Com o Pix automático, empresas e prestadores de serviço, como microempreendedores individuais (MEI), podem enviar uma solicitação de cobrança ao cliente, que autoriza uma única vez e passa a ter o valor debitado automaticamente da conta na data definida. A cobrança pode ocorrer todos os dias da semana, inclusive feriados.
Segundo o Banco Central, a tecnologia foi pensada para facilitar a vida dos consumidores e, principalmente, dos empreendedores. O modelo atual de débito automático exige convênios individuais com cada banco, o que limita o serviço a grandes empresas. Com o Pix automático, qualquer empresa em atividade há pelo menos seis meses poderá aderir, mediante solicitação ao banco onde tem conta.
O processo é simples e seguro:
A empresa envia o pedido de autorização de cobrança via Pix automático.
O cliente acessa o aplicativo do banco, confere os termos e autoriza a operação.
É possível ajustar o valor, periodicidade e definir um limite máximo por cobrança.
A partir da data combinada, os débitos ocorrem automaticamente.
O cliente pode cancelar ou modificar a autorização a qualquer momento.
A ferramenta será válida apenas para pessoas físicas como pagadoras e empresas como recebedoras. Para transferências entre pessoas físicas — como mesadas ou salários de funcionários domésticos — continua valendo o Pix agendado recorrente, já obrigatório desde outubro de 2024.
O que pode ser pago com o Pix automático?
Contas de luz, água e telefone
Mensalidades escolares, academias e cursos
Assinaturas digitais (streaming, jornais, música)
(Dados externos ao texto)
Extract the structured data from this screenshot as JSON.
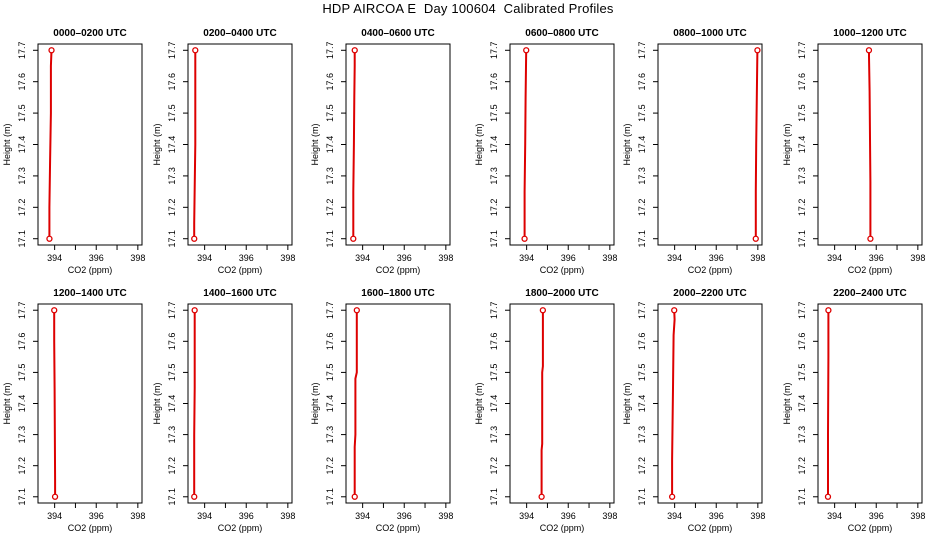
{
  "figure": {
    "title": "HDP AIRCOA E  Day 100604  Calibrated Profiles",
    "colors": {
      "profile": "#dd0000",
      "axis": "#000000"
    }
  },
  "chart_data": [
    {
      "type": "line",
      "title": "0000–0200 UTC",
      "xlabel": "CO2 (ppm)",
      "ylabel": "Height (m)",
      "xlim": [
        393.2,
        398.2
      ],
      "ylim": [
        17.08,
        17.72
      ],
      "xticks": [
        "394",
        "396",
        "398"
      ],
      "yticks": [
        "17.1",
        "17.2",
        "17.3",
        "17.4",
        "17.5",
        "17.6",
        "17.7"
      ],
      "series": [
        {
          "x": [
            393.75,
            393.75,
            393.78,
            393.82,
            393.82,
            393.85
          ],
          "y": [
            17.1,
            17.2,
            17.35,
            17.5,
            17.65,
            17.7
          ]
        }
      ]
    },
    {
      "type": "line",
      "title": "0200–0400 UTC",
      "xlabel": "CO2 (ppm)",
      "ylabel": "Height (m)",
      "xlim": [
        393.2,
        398.2
      ],
      "ylim": [
        17.08,
        17.72
      ],
      "xticks": [
        "394",
        "396",
        "398"
      ],
      "yticks": [
        "17.1",
        "17.2",
        "17.3",
        "17.4",
        "17.5",
        "17.6",
        "17.7"
      ],
      "series": [
        {
          "x": [
            393.5,
            393.5,
            393.55,
            393.55,
            393.55
          ],
          "y": [
            17.1,
            17.15,
            17.4,
            17.6,
            17.7
          ]
        }
      ]
    },
    {
      "type": "line",
      "title": "0400–0600 UTC",
      "xlabel": "CO2 (ppm)",
      "ylabel": "Height (m)",
      "xlim": [
        393.2,
        398.2
      ],
      "ylim": [
        17.08,
        17.72
      ],
      "xticks": [
        "394",
        "396",
        "398"
      ],
      "yticks": [
        "17.1",
        "17.2",
        "17.3",
        "17.4",
        "17.5",
        "17.6",
        "17.7"
      ],
      "series": [
        {
          "x": [
            393.55,
            393.55,
            393.58,
            393.6,
            393.62,
            393.62
          ],
          "y": [
            17.1,
            17.25,
            17.4,
            17.55,
            17.65,
            17.7
          ]
        }
      ]
    },
    {
      "type": "line",
      "title": "0600–0800 UTC",
      "xlabel": "CO2 (ppm)",
      "ylabel": "Height (m)",
      "xlim": [
        393.2,
        398.2
      ],
      "ylim": [
        17.08,
        17.72
      ],
      "xticks": [
        "394",
        "396",
        "398"
      ],
      "yticks": [
        "17.1",
        "17.2",
        "17.3",
        "17.4",
        "17.5",
        "17.6",
        "17.7"
      ],
      "series": [
        {
          "x": [
            393.9,
            393.9,
            393.93,
            393.95,
            393.98
          ],
          "y": [
            17.1,
            17.25,
            17.4,
            17.55,
            17.7
          ]
        }
      ]
    },
    {
      "type": "line",
      "title": "0800–1000 UTC",
      "xlabel": "CO2 (ppm)",
      "ylabel": "Height (m)",
      "xlim": [
        393.2,
        398.2
      ],
      "ylim": [
        17.08,
        17.72
      ],
      "xticks": [
        "394",
        "396",
        "398"
      ],
      "yticks": [
        "17.1",
        "17.2",
        "17.3",
        "17.4",
        "17.5",
        "17.6",
        "17.7"
      ],
      "series": [
        {
          "x": [
            397.9,
            397.9,
            397.92,
            397.95,
            397.98
          ],
          "y": [
            17.1,
            17.25,
            17.4,
            17.55,
            17.7
          ]
        }
      ]
    },
    {
      "type": "line",
      "title": "1000–1200 UTC",
      "xlabel": "CO2 (ppm)",
      "ylabel": "Height (m)",
      "xlim": [
        393.2,
        398.2
      ],
      "ylim": [
        17.08,
        17.72
      ],
      "xticks": [
        "394",
        "396",
        "398"
      ],
      "yticks": [
        "17.1",
        "17.2",
        "17.3",
        "17.4",
        "17.5",
        "17.6",
        "17.7"
      ],
      "series": [
        {
          "x": [
            395.72,
            395.72,
            395.7,
            395.68,
            395.65,
            395.65
          ],
          "y": [
            17.1,
            17.28,
            17.42,
            17.57,
            17.68,
            17.7
          ]
        }
      ]
    },
    {
      "type": "line",
      "title": "1200–1400 UTC",
      "xlabel": "CO2 (ppm)",
      "ylabel": "Height (m)",
      "xlim": [
        393.2,
        398.2
      ],
      "ylim": [
        17.08,
        17.72
      ],
      "xticks": [
        "394",
        "396",
        "398"
      ],
      "yticks": [
        "17.1",
        "17.2",
        "17.3",
        "17.4",
        "17.5",
        "17.6",
        "17.7"
      ],
      "series": [
        {
          "x": [
            394.02,
            394.02,
            394.0,
            393.98,
            393.98
          ],
          "y": [
            17.1,
            17.15,
            17.45,
            17.6,
            17.7
          ]
        }
      ]
    },
    {
      "type": "line",
      "title": "1400–1600 UTC",
      "xlabel": "CO2 (ppm)",
      "ylabel": "Height (m)",
      "xlim": [
        393.2,
        398.2
      ],
      "ylim": [
        17.08,
        17.72
      ],
      "xticks": [
        "394",
        "396",
        "398"
      ],
      "yticks": [
        "17.1",
        "17.2",
        "17.3",
        "17.4",
        "17.5",
        "17.6",
        "17.7"
      ],
      "series": [
        {
          "x": [
            393.5,
            393.5,
            393.52,
            393.52,
            393.52
          ],
          "y": [
            17.1,
            17.3,
            17.45,
            17.6,
            17.7
          ]
        }
      ]
    },
    {
      "type": "line",
      "title": "1600–1800 UTC",
      "xlabel": "CO2 (ppm)",
      "ylabel": "Height (m)",
      "xlim": [
        393.2,
        398.2
      ],
      "ylim": [
        17.08,
        17.72
      ],
      "xticks": [
        "394",
        "396",
        "398"
      ],
      "yticks": [
        "17.1",
        "17.2",
        "17.3",
        "17.4",
        "17.5",
        "17.6",
        "17.7"
      ],
      "series": [
        {
          "x": [
            393.62,
            393.62,
            393.65,
            393.65,
            393.72,
            393.72,
            393.72
          ],
          "y": [
            17.1,
            17.26,
            17.3,
            17.48,
            17.5,
            17.62,
            17.7
          ]
        }
      ]
    },
    {
      "type": "line",
      "title": "1800–2000 UTC",
      "xlabel": "CO2 (ppm)",
      "ylabel": "Height (m)",
      "xlim": [
        393.2,
        398.2
      ],
      "ylim": [
        17.08,
        17.72
      ],
      "xticks": [
        "394",
        "396",
        "398"
      ],
      "yticks": [
        "17.1",
        "17.2",
        "17.3",
        "17.4",
        "17.5",
        "17.6",
        "17.7"
      ],
      "series": [
        {
          "x": [
            394.72,
            394.72,
            394.75,
            394.75,
            394.78,
            394.78
          ],
          "y": [
            17.1,
            17.25,
            17.27,
            17.5,
            17.52,
            17.7
          ]
        }
      ]
    },
    {
      "type": "line",
      "title": "2000–2200 UTC",
      "xlabel": "CO2 (ppm)",
      "ylabel": "Height (m)",
      "xlim": [
        393.2,
        398.2
      ],
      "ylim": [
        17.08,
        17.72
      ],
      "xticks": [
        "394",
        "396",
        "398"
      ],
      "yticks": [
        "17.1",
        "17.2",
        "17.3",
        "17.4",
        "17.5",
        "17.6",
        "17.7"
      ],
      "series": [
        {
          "x": [
            393.88,
            393.88,
            393.92,
            393.95,
            394.0,
            393.98
          ],
          "y": [
            17.1,
            17.22,
            17.45,
            17.62,
            17.67,
            17.7
          ]
        }
      ]
    },
    {
      "type": "line",
      "title": "2200–2400 UTC",
      "xlabel": "CO2 (ppm)",
      "ylabel": "Height (m)",
      "xlim": [
        393.2,
        398.2
      ],
      "ylim": [
        17.08,
        17.72
      ],
      "xticks": [
        "394",
        "396",
        "398"
      ],
      "yticks": [
        "17.1",
        "17.2",
        "17.3",
        "17.4",
        "17.5",
        "17.6",
        "17.7"
      ],
      "series": [
        {
          "x": [
            393.68,
            393.68,
            393.7,
            393.7
          ],
          "y": [
            17.1,
            17.3,
            17.55,
            17.7
          ]
        }
      ]
    }
  ]
}
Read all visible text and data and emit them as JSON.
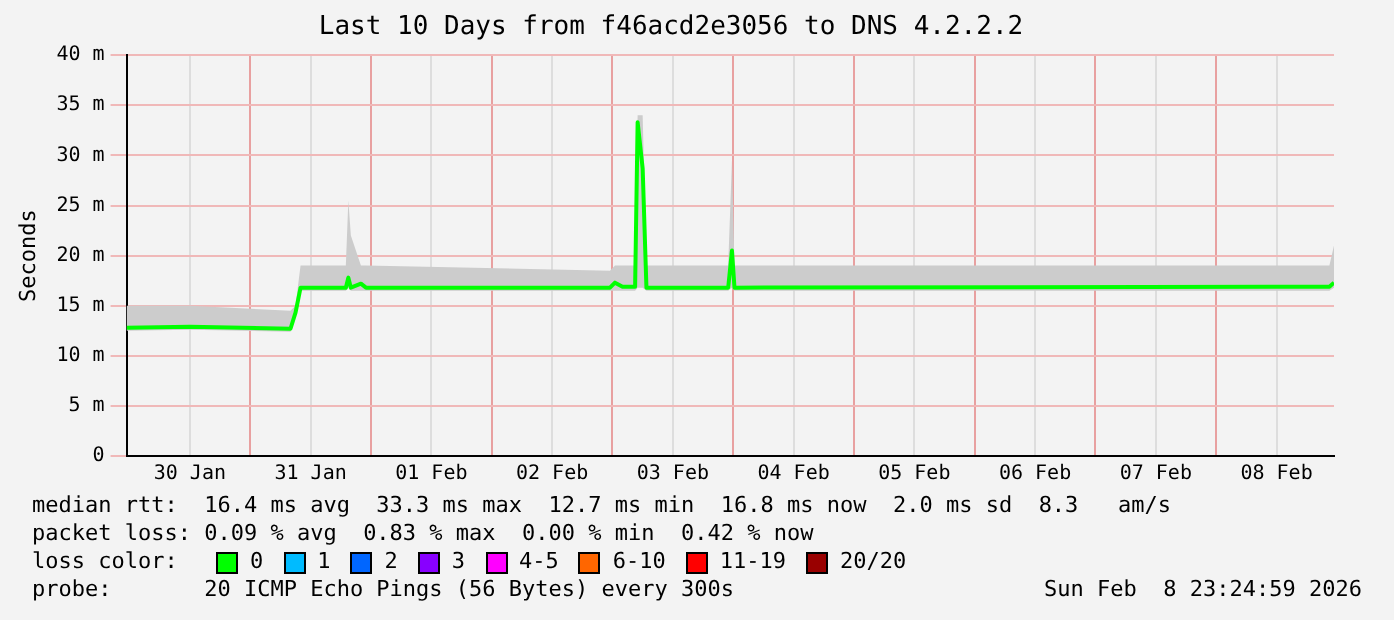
{
  "chart_data": {
    "type": "line",
    "title": "Last 10 Days from f46acd2e3056 to DNS 4.2.2.2",
    "ylabel": "Seconds",
    "x": [
      "2026-01-29T23:25",
      "2026-01-30T12:00",
      "2026-01-31T08:00",
      "2026-01-31T09:00",
      "2026-01-31T10:00",
      "2026-01-31T19:00",
      "2026-01-31T19:30",
      "2026-01-31T20:00",
      "2026-01-31T22:00",
      "2026-01-31T23:00",
      "2026-02-02T23:30",
      "2026-02-03T00:30",
      "2026-02-03T02:00",
      "2026-02-03T04:30",
      "2026-02-03T05:00",
      "2026-02-03T06:00",
      "2026-02-03T06:45",
      "2026-02-03T23:00",
      "2026-02-03T23:45",
      "2026-02-04T00:15",
      "2026-02-08T22:30",
      "2026-02-08T23:25"
    ],
    "series": [
      {
        "color": "#00ff00",
        "values": [
          12.8,
          12.9,
          12.7,
          14.3,
          16.8,
          16.8,
          17.8,
          16.8,
          17.2,
          16.8,
          16.8,
          17.3,
          16.9,
          16.9,
          33.3,
          28.7,
          16.8,
          16.8,
          20.5,
          16.8,
          16.9,
          17.3
        ],
        "lower": [
          12.5,
          12.6,
          12.4,
          14,
          16.5,
          16.5,
          16.8,
          16.5,
          16.5,
          16.5,
          16.5,
          16.5,
          16.5,
          16.5,
          16.8,
          16.8,
          16.5,
          16.5,
          16.8,
          16.5,
          16.5,
          16.8
        ],
        "upper": [
          15,
          15,
          14.5,
          15,
          19,
          19,
          25.5,
          22,
          19,
          19,
          18.5,
          19,
          19,
          19,
          34,
          34,
          19,
          19,
          29.5,
          19,
          19,
          21
        ]
      }
    ],
    "xlim": [
      "2026-01-29T23:25",
      "2026-02-08T23:25"
    ],
    "xticks": [
      {
        "value": "2026-01-30T12:00",
        "label": "30 Jan"
      },
      {
        "value": "2026-01-31T00:00",
        "label": null
      },
      {
        "value": "2026-01-31T12:00",
        "label": "31 Jan"
      },
      {
        "value": "2026-02-01T00:00",
        "label": null
      },
      {
        "value": "2026-02-01T12:00",
        "label": "01 Feb"
      },
      {
        "value": "2026-02-02T00:00",
        "label": null
      },
      {
        "value": "2026-02-02T12:00",
        "label": "02 Feb"
      },
      {
        "value": "2026-02-03T00:00",
        "label": null
      },
      {
        "value": "2026-02-03T12:00",
        "label": "03 Feb"
      },
      {
        "value": "2026-02-04T00:00",
        "label": null
      },
      {
        "value": "2026-02-04T12:00",
        "label": "04 Feb"
      },
      {
        "value": "2026-02-05T00:00",
        "label": null
      },
      {
        "value": "2026-02-05T12:00",
        "label": "05 Feb"
      },
      {
        "value": "2026-02-06T00:00",
        "label": null
      },
      {
        "value": "2026-02-06T12:00",
        "label": "06 Feb"
      },
      {
        "value": "2026-02-07T00:00",
        "label": null
      },
      {
        "value": "2026-02-07T12:00",
        "label": "07 Feb"
      },
      {
        "value": "2026-02-08T00:00",
        "label": null
      },
      {
        "value": "2026-02-08T12:00",
        "label": "08 Feb"
      }
    ],
    "ylim": [
      0,
      40
    ],
    "yticks": [
      0,
      {
        "value": 5,
        "label": "5 m"
      },
      {
        "value": 10,
        "label": "10 m"
      },
      {
        "value": 15,
        "label": "15 m"
      },
      {
        "value": 20,
        "label": "20 m"
      },
      {
        "value": 25,
        "label": "25 m"
      },
      {
        "value": 30,
        "label": "30 m"
      },
      {
        "value": 35,
        "label": "35 m"
      },
      {
        "value": 40,
        "label": "40 m"
      }
    ],
    "grid": true,
    "legend": false,
    "marker": "none",
    "line_style": "solid",
    "annotations": [
      "median rtt:  16.4 ms avg  33.3 ms max  12.7 ms min  16.8 ms now  2.0 ms sd  8.3   am/s",
      "packet loss: 0.09 % avg  0.83 % max  0.00 % min  0.42 % now",
      "loss color:",
      "0",
      "1",
      "2",
      "3",
      "4-5",
      "6-10",
      "11-19",
      "20/20",
      "probe:       20 ICMP Echo Pings (56 Bytes) every 300s",
      "Sun Feb  8 23:24:59 2026"
    ]
  }
}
Clubes de assinatura e serviços periódicos
Com o novo modelo, também surgem alertas sobre segurança. O principal risco está em falsas empresas que tentam aplicar golpes com pedidos de autorização fraudulentos. Para reduzir esse risco, o Banco Central estabeleceu uma série de critérios para que empresas possam operar com o Pix automático:
Ter mais de seis meses de atividade;
Ter CNPJ e sócios regulares;
Estar com a atividade econômica compatível com o serviço oferecido;
Ter histórico de relacionamento com o banco e padrão de transações verificável.